More foreign Arctic research on Svalbard

Ny-Ålesund was founded as a coal mining town in 1916. The Norwegian Polar Institute opened the first research base here in 1968.

Several countries are stepping up their research activities in Ny-Ålesund on Svalbard. The Czech Republic is the eleventh country to open a research station, while Germany and France are the most active countries. Norway, on the other hand, is downsizing its activity in the research village on 79 degrees north.


The Czech Republic wants to establish a research station in Ny-Ålesund for glacial research and marine biological research. The station is planned to be operational from 2015, Director of Kings Bay AS Ole Øiseth says to NRK.

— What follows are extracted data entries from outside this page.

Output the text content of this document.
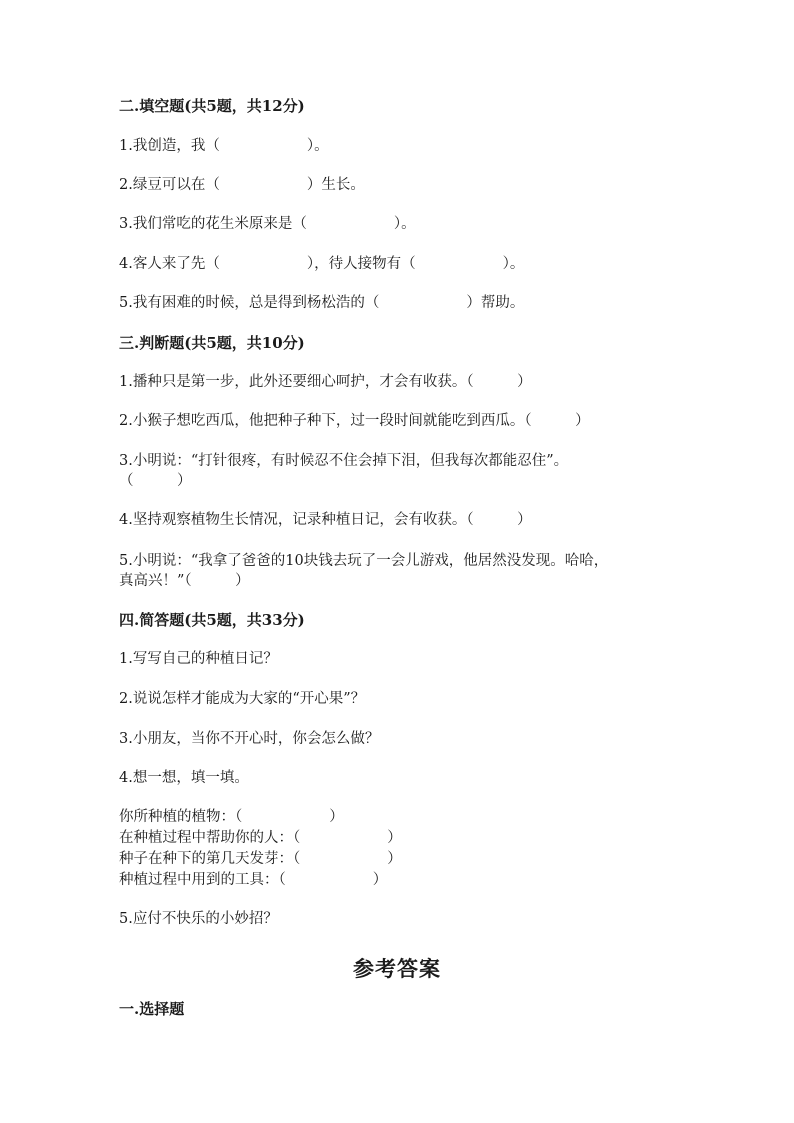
二.填空题(共5题，共12分)
1.我创造，我（　　　　　　）。
2.绿豆可以在（　　　　　　）生长。
3.我们常吃的花生米原来是（　　　　　　）。
4.客人来了先（　　　　　　），待人接物有（　　　　　　）。
5.我有困难的时候，总是得到杨松浩的（　　　　　　）帮助。
三.判断题(共5题，共10分)
1.播种只是第一步，此外还要细心呵护，才会有收获。（　　　）
2.小猴子想吃西瓜，他把种子种下，过一段时间就能吃到西瓜。（　　　）
3.小明说：“打针很疼，有时候忍不住会掉下泪，但我每次都能忍住”。
（　　　）
4.坚持观察植物生长情况，记录种植日记，会有收获。（　　　）
5.小明说：“我拿了爸爸的10块钱去玩了一会儿游戏，他居然没发现。哈哈，
真高兴！”（　　　）
四.简答题(共5题，共33分)
1.写写自己的种植日记？
2.说说怎样才能成为大家的“开心果”？
3.小朋友，当你不开心时，你会怎么做？
4.想一想，填一填。
你所种植的植物：（　　　　　　）
在种植过程中帮助你的人：（　　　　　　）
种子在种下的第几天发芽：（　　　　　　）
种植过程中用到的工具：（　　　　　　）
5.应付不快乐的小妙招？
参考答案
一.选择题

Germany, France, China, Japan, South Korea, India, Italy, the Netherlands, Great Britain and Norway already have stations in Ny-Ålesund, which is the world’s northernmost functional public settlement.

Germany and France most active
Germany established a station in 1991, France ten years later. Since 2003 the two countries have had a common research station. “The French-German station is definitely the most active here”, Øiseth says. Last year the two countries jointly opened an underwater observatory which brought considerable activity to the village.

According to Head of the station Rudolf Denkmann several other nations are interested in placing their measuring instruments on their station. “Ny-Ålesund is a popular place because everything here is so well arranged for research. The place is also easy to reach by plane, even though it is so far north”.

Norway downsizing research in Ny-Ålesund
While other countries are stepping up scientific research in the remote village, Norwegian scientists have started to move to other areas of the Svalbard archipelago. Because of the climate changes the researchers are now moving further to the north and east. “Changes in eco systems and ice conditions make it more interesting to conduct research in the northernmost parts of Svalbard”, Director of the Norwegian Polar Institute Jan-Gunnar Winther says to NRK. “But the total level of Norwegian research on Svalbard stays the same”, he adds.